Entire families clad in $20 Mount Rushmore T-shirts. It was like spending an afternoon in a major league ballpark.
Good news: Your parking pass is good for a whole year. Bad news: It is not transferable, and as national sites go, Mount Rushore is a bit of a one-trick pony.
You’ve seen it once, well, you’ve seen it. It’s not like George Washington’s going to turn to his left and smirk at Abraham Lincoln.
I’m not saying we didn’t have fun. We did. Max bagged one more junior ranger badge. We climbed on the boulders at the base of the Fab Four and walked the “strenuous” trail to Borglum’s workshop.
And in the end, $11 is a small price to pay to bring my reservoir of cynicism to a rolling boil. And, ain’t we pretty:
We drove past it again on Sunday, doubling back on our trip from Hot Springs to Wind Cave National Park. We could think of no reason to return.
We’d come, we’d seen, and we’d clambered up the rocky slope as far as you can nowadays. Max got his second junior ranger badge in two days, Dorothy Helder doing the swearing in.
If nothing else, it is an impressive spectacle.

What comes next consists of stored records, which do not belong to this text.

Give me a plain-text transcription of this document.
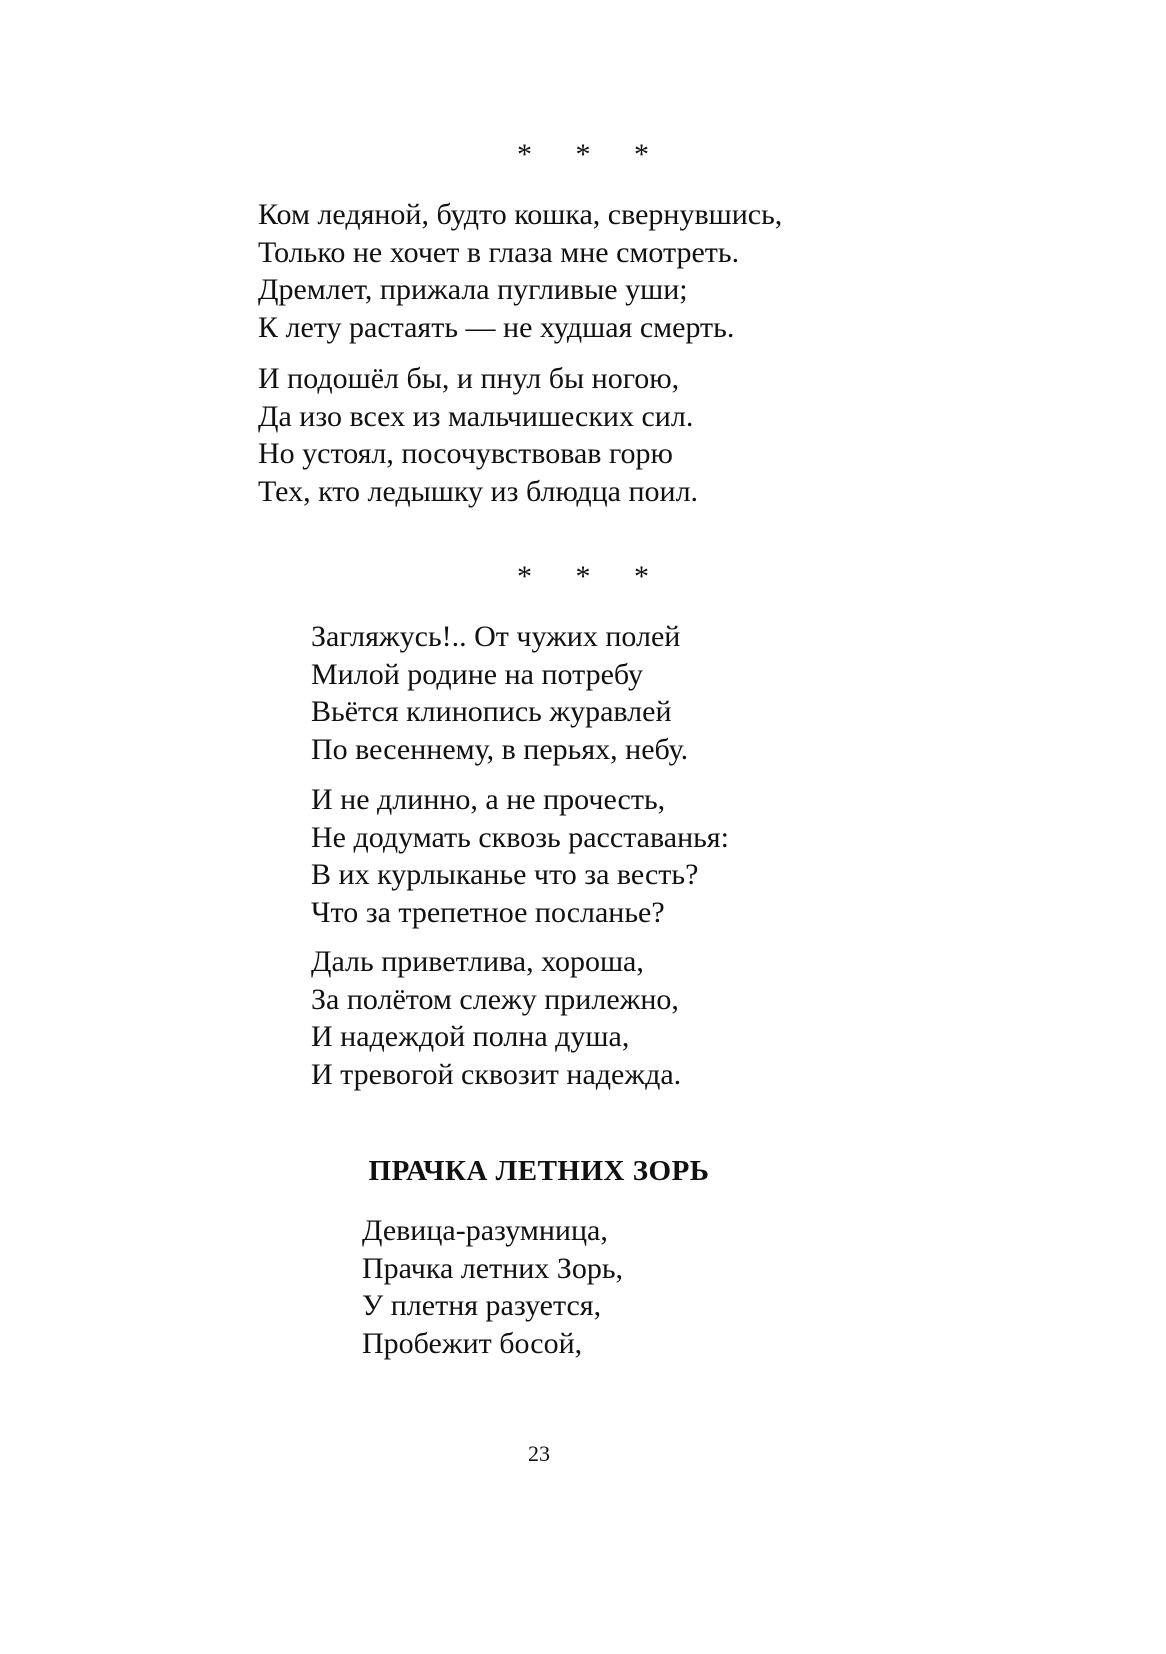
* * *
Ком ледяной, будто кошка, свернувшись,
Только не хочет в глаза мне смотреть.
Дремлет, прижала пугливые уши;
К лету растаять — не худшая смерть.
И подошёл бы, и пнул бы ногою,
Да изо всех из мальчишеских сил.
Но устоял, посочувствовав горю
Тех, кто ледышку из блюдца поил.
* * *
Загляжусь!.. От чужих полей
Милой родине на потребу
Вьётся клинопись журавлей
По весеннему, в перьях, небу.
И не длинно, а не прочесть,
Не додумать сквозь расставанья:
В их курлыканье что за весть?
Что за трепетное посланье?
Даль приветлива, хороша,
За полётом слежу прилежно,
И надеждой полна душа,
И тревогой сквозит надежда.
ПРАЧКА ЛЕТНИХ ЗОРЬ
Девица-разумница,
Прачка летних Зорь,
У плетня разуется,
Пробежит босой,
23
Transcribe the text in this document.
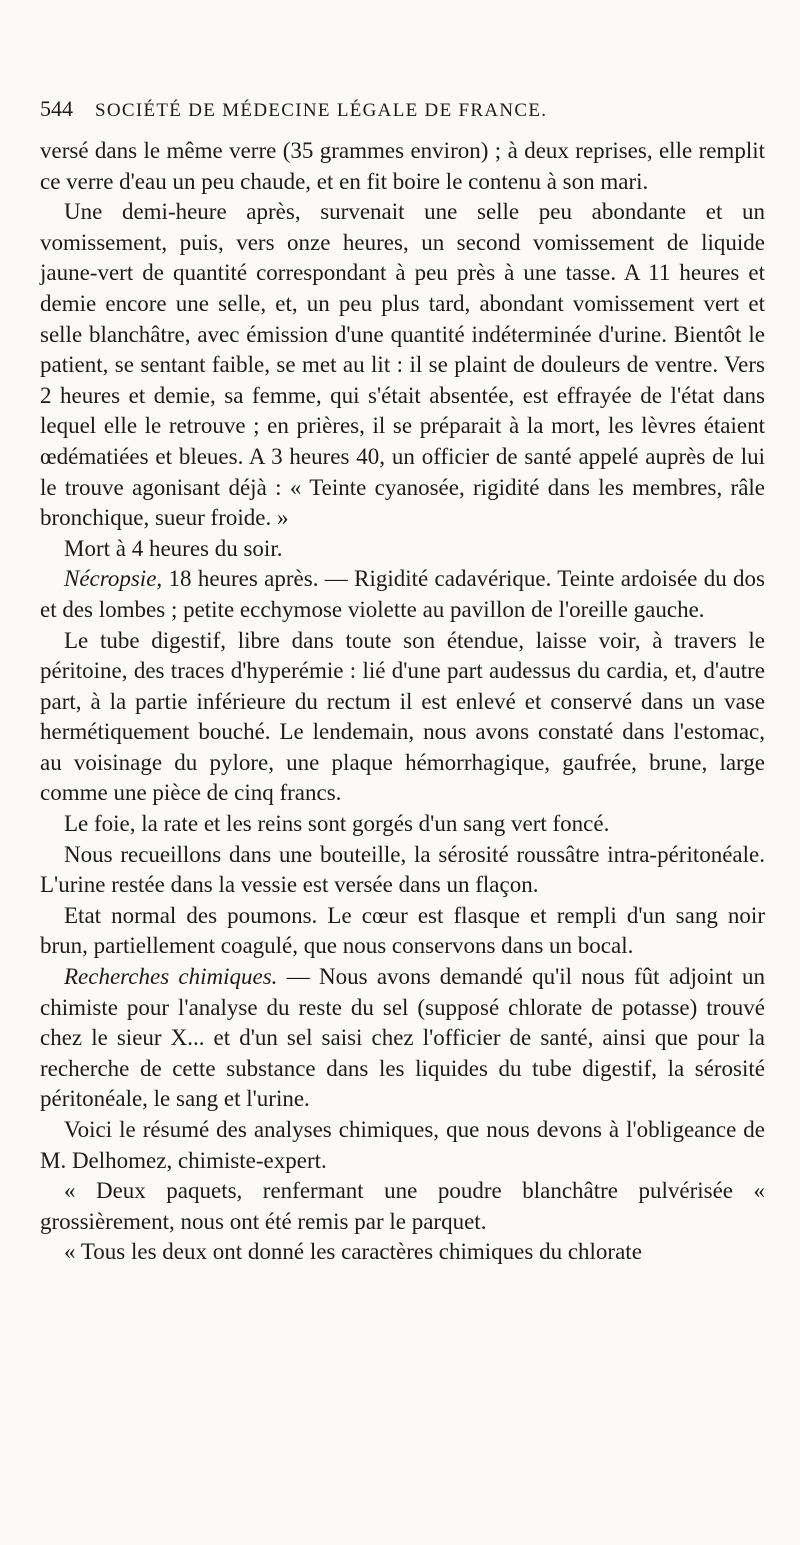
544 SOCIÉTÉ DE MÉDECINE LÉGALE DE FRANCE.

versé dans le même verre (35 grammes environ) ; à deux reprises, elle remplit ce verre d'eau un peu chaude, et en fit boire le contenu à son mari.

Une demi-heure après, survenait une selle peu abondante et un vomissement, puis, vers onze heures, un second vomissement de liquide jaune-vert de quantité correspondant à peu près à une tasse. A 11 heures et demie encore une selle, et, un peu plus tard, abondant vomissement vert et selle blanchâtre, avec émission d'une quantité indéterminée d'urine. Bientôt le patient, se sentant faible, se met au lit : il se plaint de douleurs de ventre. Vers 2 heures et demie, sa femme, qui s'était absentée, est effrayée de l'état dans lequel elle le retrouve ; en prières, il se préparait à la mort, les lèvres étaient œdématiées et bleues. A 3 heures 40, un officier de santé appelé auprès de lui le trouve agonisant déjà : « Teinte cyanosée, rigidité dans les membres, râle bronchique, sueur froide. »

Mort à 4 heures du soir.

Nécropsie, 18 heures après. — Rigidité cadavérique. Teinte ardoisée du dos et des lombes ; petite ecchymose violette au pavillon de l'oreille gauche.

Le tube digestif, libre dans toute son étendue, laisse voir, à travers le péritoine, des traces d'hyperémie : lié d'une part audessus du cardia, et, d'autre part, à la partie inférieure du rectum il est enlevé et conservé dans un vase hermétiquement bouché. Le lendemain, nous avons constaté dans l'estomac, au voisinage du pylore, une plaque hémorrhagique, gaufrée, brune, large comme une pièce de cinq francs.

Le foie, la rate et les reins sont gorgés d'un sang vert foncé.

Nous recueillons dans une bouteille, la sérosité roussâtre intra-péritonéale. L'urine restée dans la vessie est versée dans un flaçon.

Etat normal des poumons. Le cœur est flasque et rempli d'un sang noir brun, partiellement coagulé, que nous conservons dans un bocal.

Recherches chimiques. — Nous avons demandé qu'il nous fût adjoint un chimiste pour l'analyse du reste du sel (supposé chlorate de potasse) trouvé chez le sieur X... et d'un sel saisi chez l'officier de santé, ainsi que pour la recherche de cette substance dans les liquides du tube digestif, la sérosité péritonéale, le sang et l'urine.

Voici le résumé des analyses chimiques, que nous devons à l'obligeance de M. Delhomez, chimiste-expert.

« Deux paquets, renfermant une poudre blanchâtre pulvérisée « grossièrement, nous ont été remis par le parquet.

« Tous les deux ont donné les caractères chimiques du chlorate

I won’t say it’s not. Borglum dynamited 450,000 tons of granite off the little mountain and spent 14 years chasing his own white whale, a chase that ended in his own death.
Give Doane Robinson and Gutzon Borglum this: They took a rather nondescript hunk of granite, a mountain the Lakota Sioux called the Six Grandfathers (The early white settlers gave the place a name more provocative, and maybe suitable: Slaughterhouse Rock.), and gave us a feast for thought.
Better still, it bears the name of a New York lawyer. Long after the white men had taken to calling Six Grandfathers Mount Rushmore, its namesake became the largest single donor to Borglum’s project.
What does it mean? Is it cool? Do I care? Why am I such a cynic?